Purpose of review: Suppressor of cytokine signaling proteins are key regulators of the response of myeloid cells to cytokines and other extracellular stimuli. This review explores recent developments that have shed light on how two of the best-characterized suppressor of cytokine signaling proteins, SOCS1 and SOCS3, attenuate myeloid signaling pathways that lead to inflammation, hematological malignancy, and related disorders.

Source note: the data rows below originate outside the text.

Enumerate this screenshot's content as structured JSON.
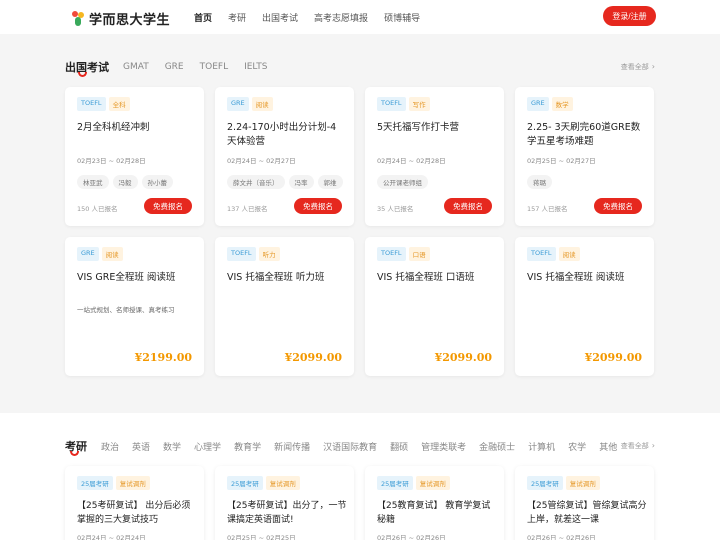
{
  "header": {
    "logo_text": "学而思大学生",
    "nav": [
      "首页",
      "考研",
      "出国考试",
      "高考志愿填报",
      "硕博辅导"
    ],
    "login": "登录/注册"
  },
  "abroad": {
    "title": "出国考试",
    "tabs": [
      "GMAT",
      "GRE",
      "TOEFL",
      "IELTS"
    ],
    "view_all": "查看全部",
    "cards": [
      {
        "tags": [
          "TOEFL",
          "全科"
        ],
        "title": "2月全科机经冲刺",
        "date": "02月23日 ~ 02月28日",
        "teachers": [
          "林亚武",
          "冯毅",
          "孙小蕾"
        ],
        "enrolled": "150 人已报名",
        "btn": "免费报名"
      },
      {
        "tags": [
          "GRE",
          "阅读"
        ],
        "title": "2.24-170小时出分计划-4天体验营",
        "date": "02月24日 ~ 02月27日",
        "teachers": [
          "薛文井（音乐）",
          "冯率",
          "郭维"
        ],
        "enrolled": "137 人已报名",
        "btn": "免费报名"
      },
      {
        "tags": [
          "TOEFL",
          "写作"
        ],
        "title": "5天托福写作打卡营",
        "date": "02月24日 ~ 02月28日",
        "teachers": [
          "公开课老师组"
        ],
        "enrolled": "35 人已报名",
        "btn": "免费报名"
      },
      {
        "tags": [
          "GRE",
          "数学"
        ],
        "title": "2.25- 3天刷完60道GRE数学五星考场难题",
        "date": "02月25日 ~ 02月27日",
        "teachers": [
          "蒋璐"
        ],
        "enrolled": "157 人已报名",
        "btn": "免费报名"
      }
    ],
    "courses": [
      {
        "tags": [
          "GRE",
          "阅读"
        ],
        "title": "VIS GRE全程班 阅读班",
        "desc": "一站式规划、名师授课、真考练习",
        "price": "¥2199.00"
      },
      {
        "tags": [
          "TOEFL",
          "听力"
        ],
        "title": "VIS 托福全程班 听力班",
        "desc": "",
        "price": "¥2099.00"
      },
      {
        "tags": [
          "TOEFL",
          "口语"
        ],
        "title": "VIS 托福全程班 口语班",
        "desc": "",
        "price": "¥2099.00"
      },
      {
        "tags": [
          "TOEFL",
          "阅读"
        ],
        "title": "VIS 托福全程班 阅读班",
        "desc": "",
        "price": "¥2099.00"
      }
    ]
  },
  "kaoyan": {
    "title": "考研",
    "tabs": [
      "政治",
      "英语",
      "数学",
      "心理学",
      "教育学",
      "新闻传播",
      "汉语国际教育",
      "翻硕",
      "管理类联考",
      "金融硕士",
      "计算机",
      "农学",
      "其他"
    ],
    "view_all": "查看全部",
    "cards": [
      {
        "tags": [
          "25届考研",
          "复试调剂"
        ],
        "title": "【25考研复试】 出分后必须掌握的三大复试技巧",
        "date": "02月24日 ~ 02月24日"
      },
      {
        "tags": [
          "25届考研",
          "复试调剂"
        ],
        "title": "【25考研复试】出分了，一节课搞定英语面试!",
        "date": "02月25日 ~ 02月25日"
      },
      {
        "tags": [
          "25届考研",
          "复试调剂"
        ],
        "title": "【25教育复试】 教育学复试秘籍",
        "date": "02月26日 ~ 02月26日"
      },
      {
        "tags": [
          "25届考研",
          "复试调剂"
        ],
        "title": "【25管综复试】管综复试高分上岸，就差这一课",
        "date": "02月26日 ~ 02月26日"
      }
    ]
  },
  "colors": {
    "accent": "#e6281e",
    "price": "#f39800",
    "tag_blue": "#3a9bd5",
    "tag_orange": "#e59726"
  }
}
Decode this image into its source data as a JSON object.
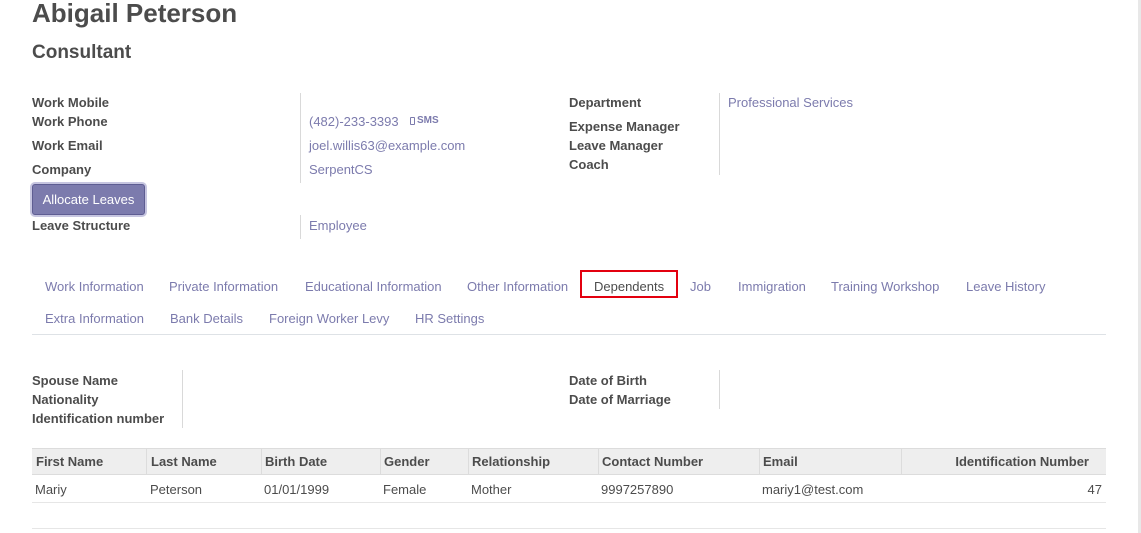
{
  "employee": {
    "name": "Abigail Peterson",
    "job_title": "Consultant"
  },
  "left_fields": {
    "work_mobile_label": "Work Mobile",
    "work_phone_label": "Work Phone",
    "work_phone_value": "(482)-233-3393",
    "sms_label": "SMS",
    "work_email_label": "Work Email",
    "work_email_value": "joel.willis63@example.com",
    "company_label": "Company",
    "company_value": "SerpentCS",
    "leave_structure_label": "Leave Structure",
    "leave_structure_value": "Employee"
  },
  "right_fields": {
    "department_label": "Department",
    "department_value": "Professional Services",
    "expense_manager_label": "Expense Manager",
    "leave_manager_label": "Leave Manager",
    "coach_label": "Coach"
  },
  "actions": {
    "allocate_leaves": "Allocate Leaves"
  },
  "tabs": [
    {
      "label": "Work Information"
    },
    {
      "label": "Private Information"
    },
    {
      "label": "Educational Information"
    },
    {
      "label": "Other Information"
    },
    {
      "label": "Dependents",
      "active": true
    },
    {
      "label": "Job"
    },
    {
      "label": "Immigration"
    },
    {
      "label": "Training Workshop"
    },
    {
      "label": "Leave History"
    },
    {
      "label": "Extra Information"
    },
    {
      "label": "Bank Details"
    },
    {
      "label": "Foreign Worker Levy"
    },
    {
      "label": "HR Settings"
    }
  ],
  "dependents": {
    "spouse_name_label": "Spouse Name",
    "nationality_label": "Nationality",
    "identification_number_label": "Identification number",
    "date_of_birth_label": "Date of Birth",
    "date_of_marriage_label": "Date of Marriage",
    "table": {
      "columns": [
        "First Name",
        "Last Name",
        "Birth Date",
        "Gender",
        "Relationship",
        "Contact Number",
        "Email",
        "Identification Number"
      ],
      "rows": [
        [
          "Mariy",
          "Peterson",
          "01/01/1999",
          "Female",
          "Mother",
          "9997257890",
          "mariy1@test.com",
          "47"
        ]
      ]
    }
  },
  "colors": {
    "accent": "#7c7bad",
    "highlight_box": "#e3000f",
    "text": "#4c4c4c"
  }
}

Recent findings: In addition to its ‘classic’ role as an inhibitor of IFNγ signaling, a number of new regulatory roles in IFNα and toll-like receptor signaling have been defined for SOCS1, and substantial progress has been made in identifying the factors that give rise to lethal inflammation in Socs1−/− neonatal mice. The aberrant transcriptional regulation of suppressor of cytokine signaling genes in myeloid leukemia and related proliferative disorders has also been further defined. Finally, positive signs have emerged in mice that exogenous delivery of SOCS3 may be of therapeutic value.
Summary: Suppressor of cytokine signaling proteins have pivotal roles in attenuating cytokine and toll-like receptor signaling in myeloid cells. Understanding how defective suppressor of cytokine signaling activity contributes to inflammatory and malignant disease promises to create significant new therapeutic opportunities.